A British-Ghanaian architect has designed what would be the among the tallest buildings in the western hemisphere to be a statement of black achievement in New York City.
Sir David Adjaye’s 1,663ft Affirmation Tower is one of the proposals for a prime real-estate site in Manhattan, and its $3.5 billion cost would be funded largely by African-American companies, its developer said.
Its striking design features five box-like structures which increase in size from the bottom up, making the building look upside-down.
Don Peebles, the chief executive of Peebles Corp and one of the most prominent black developers in America, told The Wall Street Journal the skyscraper’s white terrazzo-clad façade pattern is supposed to resemble pick combs that many black people “tucked into their Afros back in the day”.
The pioneering civil rights group the National Association for the Advancement of Colored People (NAACP) would be among the first tenants.

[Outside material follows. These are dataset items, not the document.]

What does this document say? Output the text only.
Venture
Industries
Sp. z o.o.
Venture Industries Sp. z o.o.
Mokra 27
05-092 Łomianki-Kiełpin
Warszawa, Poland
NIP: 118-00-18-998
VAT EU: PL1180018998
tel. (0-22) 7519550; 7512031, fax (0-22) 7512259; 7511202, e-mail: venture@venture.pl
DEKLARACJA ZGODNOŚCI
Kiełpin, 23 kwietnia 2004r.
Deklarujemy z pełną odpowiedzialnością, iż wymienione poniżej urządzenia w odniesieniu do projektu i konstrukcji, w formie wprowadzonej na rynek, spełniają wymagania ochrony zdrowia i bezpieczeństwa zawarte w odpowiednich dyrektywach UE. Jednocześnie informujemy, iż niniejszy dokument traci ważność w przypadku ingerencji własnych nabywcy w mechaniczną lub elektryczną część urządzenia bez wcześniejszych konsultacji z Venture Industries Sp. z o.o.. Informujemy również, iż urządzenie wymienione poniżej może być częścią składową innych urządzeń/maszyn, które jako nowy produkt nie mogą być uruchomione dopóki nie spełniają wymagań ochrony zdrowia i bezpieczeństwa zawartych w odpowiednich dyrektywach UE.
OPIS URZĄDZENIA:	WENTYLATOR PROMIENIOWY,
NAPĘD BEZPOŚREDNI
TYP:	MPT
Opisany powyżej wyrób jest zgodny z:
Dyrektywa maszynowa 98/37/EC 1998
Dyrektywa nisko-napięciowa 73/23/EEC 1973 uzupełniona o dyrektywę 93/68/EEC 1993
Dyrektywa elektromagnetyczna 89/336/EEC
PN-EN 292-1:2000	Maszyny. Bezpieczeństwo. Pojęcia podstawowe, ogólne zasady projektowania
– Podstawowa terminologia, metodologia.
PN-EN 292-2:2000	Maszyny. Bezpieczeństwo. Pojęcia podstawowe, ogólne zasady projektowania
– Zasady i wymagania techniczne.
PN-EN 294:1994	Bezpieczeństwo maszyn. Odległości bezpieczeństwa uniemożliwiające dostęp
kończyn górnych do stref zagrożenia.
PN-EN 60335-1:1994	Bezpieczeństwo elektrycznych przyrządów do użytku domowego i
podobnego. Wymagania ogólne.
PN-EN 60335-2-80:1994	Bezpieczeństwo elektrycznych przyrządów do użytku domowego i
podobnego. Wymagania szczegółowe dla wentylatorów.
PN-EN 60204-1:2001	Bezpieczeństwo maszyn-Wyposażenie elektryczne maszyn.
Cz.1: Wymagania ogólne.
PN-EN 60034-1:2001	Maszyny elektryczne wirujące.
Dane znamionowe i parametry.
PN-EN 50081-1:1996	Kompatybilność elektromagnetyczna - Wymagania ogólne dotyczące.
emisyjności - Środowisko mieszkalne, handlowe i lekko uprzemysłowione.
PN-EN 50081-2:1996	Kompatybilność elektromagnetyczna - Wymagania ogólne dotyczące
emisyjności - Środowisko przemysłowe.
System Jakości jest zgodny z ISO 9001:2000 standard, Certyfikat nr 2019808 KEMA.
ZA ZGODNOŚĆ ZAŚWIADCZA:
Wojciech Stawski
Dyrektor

Adjaye, 55, is perhaps best-known for the National Museum of African American History and Culture in Washington.
Affirmation Tower would include at least two hotels, a skating rink, an entertainment complex and a rooftop restaurant, according to developers.
A plaza garden would feature tributes to famous black New Yorkers and the ground floor may include spaces for minority and female-owned retailers, Peebles said.
Adjaye, the son of a Ghanaian diplomat, was born in Tanzania and moved to London at the age of nine.
He is the recipient of the 2021 Royal Gold Medal, which is awarded annually by the Royal Institute of British Architects in recognition of a substantial contribution to international architecture, and was appointed OBE in 2017 for services to architecture.